Tras esta excepcional experiencia, Jackson estaba mucho más preparado para abordar la recreación de su King kong: “Una de las cosas que aprendimos rodando El señor de los anillos es que cuanto más fantástica es la historia, más realista debe parecer. King Kong transcurre en los años treinta, pero son unos años treinta muy realistas. Queríamos que pareciera auténtico, y las aventuras en la isla Calavera son muy duras. Es un relato de supervivencia, de relaciones, de amor y de empatía por la enorme bestia, contado de modo realista, directo. No me parece que sea necesario usar un estilo fantástico para contar una historia con elementos fantásticos. Me parece mucho más interesante un acercamiento realista a la fantasía convirtiéndola en algo aún más extraordinario. Desde luego, aprendimos mucho rodando El señor de los anillos y usamos este saber cuando revisamos el guión de 1996. Me parece extraño. Hace muchos años que KING KONG es parte de mi vida. Durante 35 años ha sido mi película preferida y ahora he hecho una versión de esta película. Me parece un increíble sueño hecho realidad; pensé que nunca ocurriría. Ahora siento aún más afecto por él. Además, le estoy muy agradecido; él me dio el empujón necesario para convertirme en cineasta. En cierto modo, si puedo honrarle contando su historia, le devuelvo el favor”.
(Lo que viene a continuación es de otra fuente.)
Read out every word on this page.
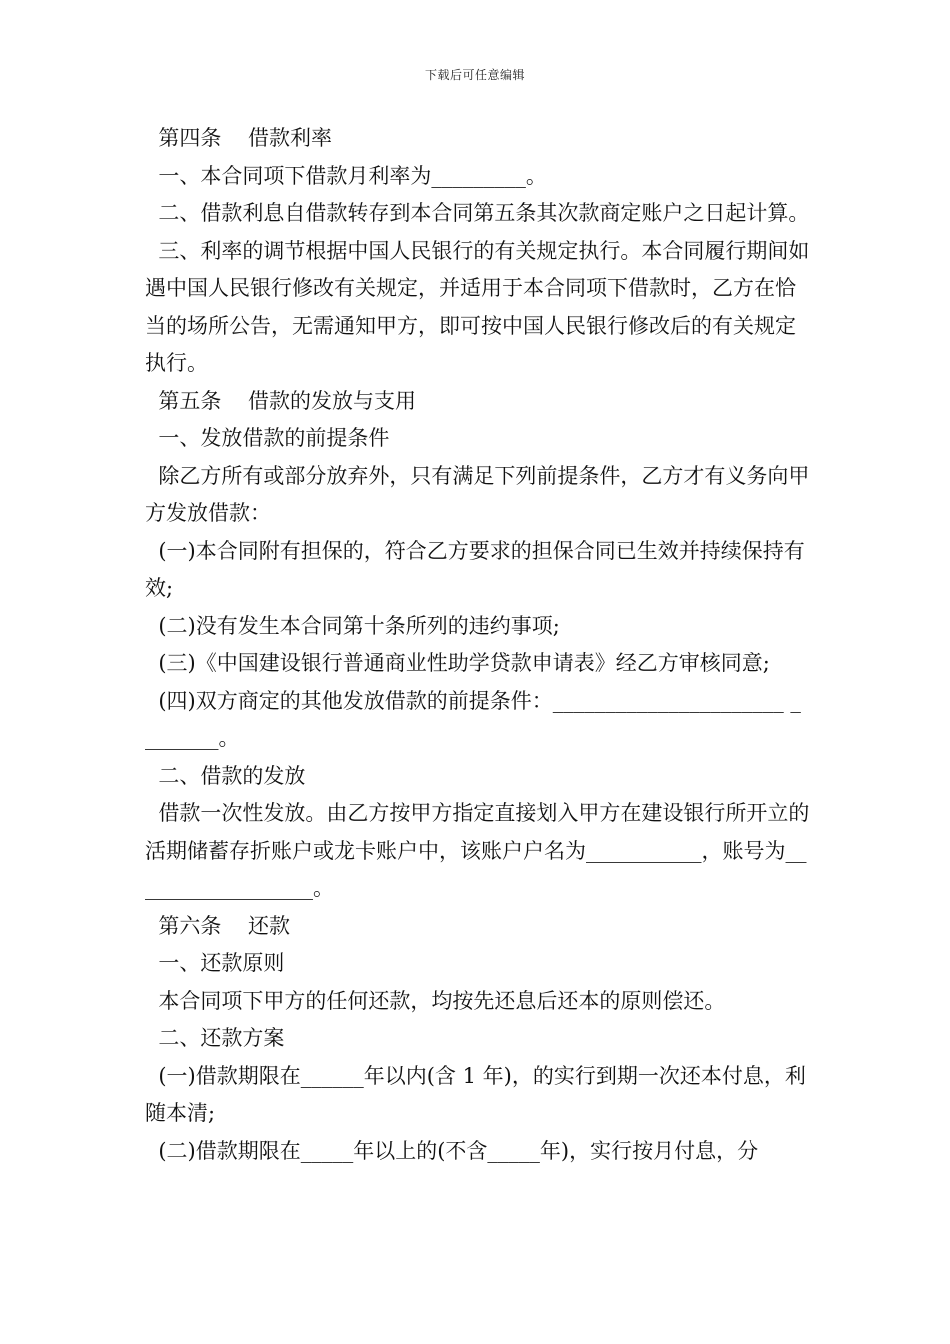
下载后可任意编辑

第四条    借款利率

一、本合同项下借款月利率为_________。

二、借款利息自借款转存到本合同第五条其次款商定账户之日起计算。

三、利率的调节根据中国人民银行的有关规定执行。本合同履行期间如遇中国人民银行修改有关规定，并适用于本合同项下借款时，乙方在恰当的场所公告，无需通知甲方，即可按中国人民银行修改后的有关规定执行。

第五条    借款的发放与支用

一、发放借款的前提条件

除乙方所有或部分放弃外，只有满足下列前提条件，乙方才有义务向甲方发放借款：

(一)本合同附有担保的，符合乙方要求的担保合同已生效并持续保持有效;

(二)没有发生本合同第十条所列的违约事项;

(三)《中国建设银行普通商业性助学贷款申请表》经乙方审核同意;

(四)双方商定的其他发放借款的前提条件：______________________ ________。

二、借款的发放

借款一次性发放。由乙方按甲方指定直接划入甲方在建设银行所开立的活期储蓄存折账户或龙卡账户中，该账户户名为___________，账号为__________________。

第六条    还款

一、还款原则

本合同项下甲方的任何还款，均按先还息后还本的原则偿还。

二、还款方案

(一)借款期限在______年以内(含 1 年)，的实行到期一次还本付息，利随本清;

(二)借款期限在_____年以上的(不含_____年)，实行按月付息，分
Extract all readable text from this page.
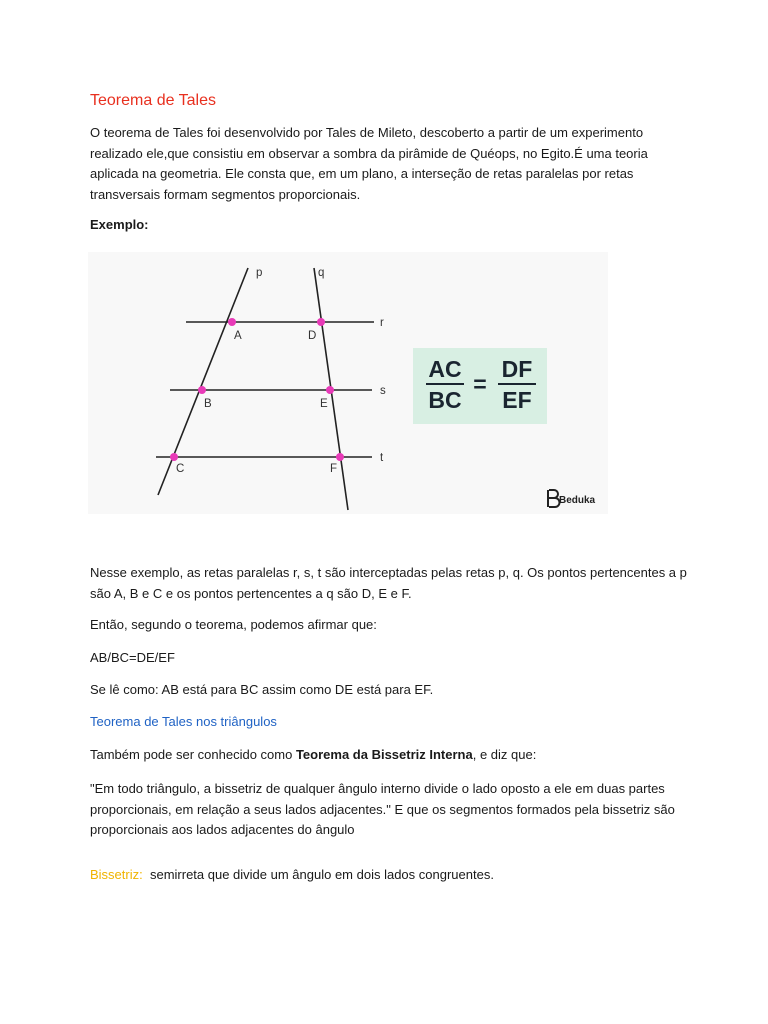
Teorema de Tales

O teorema de Tales foi desenvolvido por Tales de Mileto, descoberto a partir de um experimento realizado ele,que consistiu em observar a sombra da pirâmide de Quéops, no Egito.É uma teoria aplicada na geometria. Ele consta que, em um plano, a interseção de retas paralelas por retas transversais formam segmentos proporcionais.

Exemplo:

p	q
r
s
t
A	D
B	E
C	F
AC
BC
=
DF
EF
Beduka

Nesse exemplo, as retas paralelas r, s, t são interceptadas pelas retas p, q. Os pontos pertencentes a p são A, B e C e os pontos pertencentes a q são D, E e F.

Então, segundo o teorema, podemos afirmar que:

AB/BC=DE/EF

Se lê como: AB está para BC assim como DE está para EF.

Teorema de Tales nos triângulos

Também pode ser conhecido como Teorema da Bissetriz Interna, e diz que:

"Em todo triângulo, a bissetriz de qualquer ângulo interno divide o lado oposto a ele em duas partes proporcionais, em relação a seus lados adjacentes." E que os segmentos formados pela bissetriz são proporcionais aos lados adjacentes do ângulo

Bissetriz:  semirreta que divide um ângulo em dois lados congruentes.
Si algo se nota en King Kong es el inmenso cariño y respeto que ha invertido Jackson en rodarla… aunque por supuesto sus ticks marca de la casa imponen su siempre discutido sello personal. La protagonista, Naomi Watts, es simplemente perfecta para el papel. Por supuesto, la actriz que motiva el amor de Kong ha de ser bella, pero Naomi es mucho más: sugerente, emotiva, sencilla y tierna a la par que realista, da un punto más de credibilidad y fortaleza a la inocente, cándida y arquetípica actriz de la versión de los años treinta. Uno de los puntos débiles de la historia era precisamente ese: trasladar el carácter primigenio de Ann a la actualidad, donde el rol de la mujer es mucho más cercano a la realidad que vivimos, suponía todo un reto para los guionistas. Sin duda, aquel personaje no sería bien aceptado hoy día, y Jackson parece haberlo comprendido. La eligió por su interpretación en la película Mulholland Drive: “Pensé: ‘Vaya, me gustaría trabajar con ella algún día’. Es una gran actriz, es muy real, muy honrada. Cuando interpreta, lo hace con absoluta honradez emocional. Se nota en su mirada. La admirábamos mucho, éramos auténticos fans, pero no la conocía. Cuando empezamos a trabajar con King Kong, éramos conscientes de que teníamos que encontrar a alguien capaz de enfrentarse al papel que inmortalizó Fay Wray. Pensamos que era la oportunidad de trabajar con Naomi”. Humildemente, creo que es lo más acertado en cuanto a la labor de casting en esta película. Sin una actriz similar, con esa potencia y sutileza de registros, con esa tristeza melancólica y su radiante sonrisa, capaz de iluminar cualquier plano, Ann no sería la misma. Su interacción con Kong es realmente espectacular: su empatía mutua desgarra en ciertas escenas al espectador; no en vano Naomi Watts es media película, y destruye de un plumazo el papel de la mujer que destacaba la versión original: sumisas, a merced de las circunstancias, y sobre todo, muy propensas a los desmayos súbitos. Naomi devuelve a la mujer su dignidad en King Kong.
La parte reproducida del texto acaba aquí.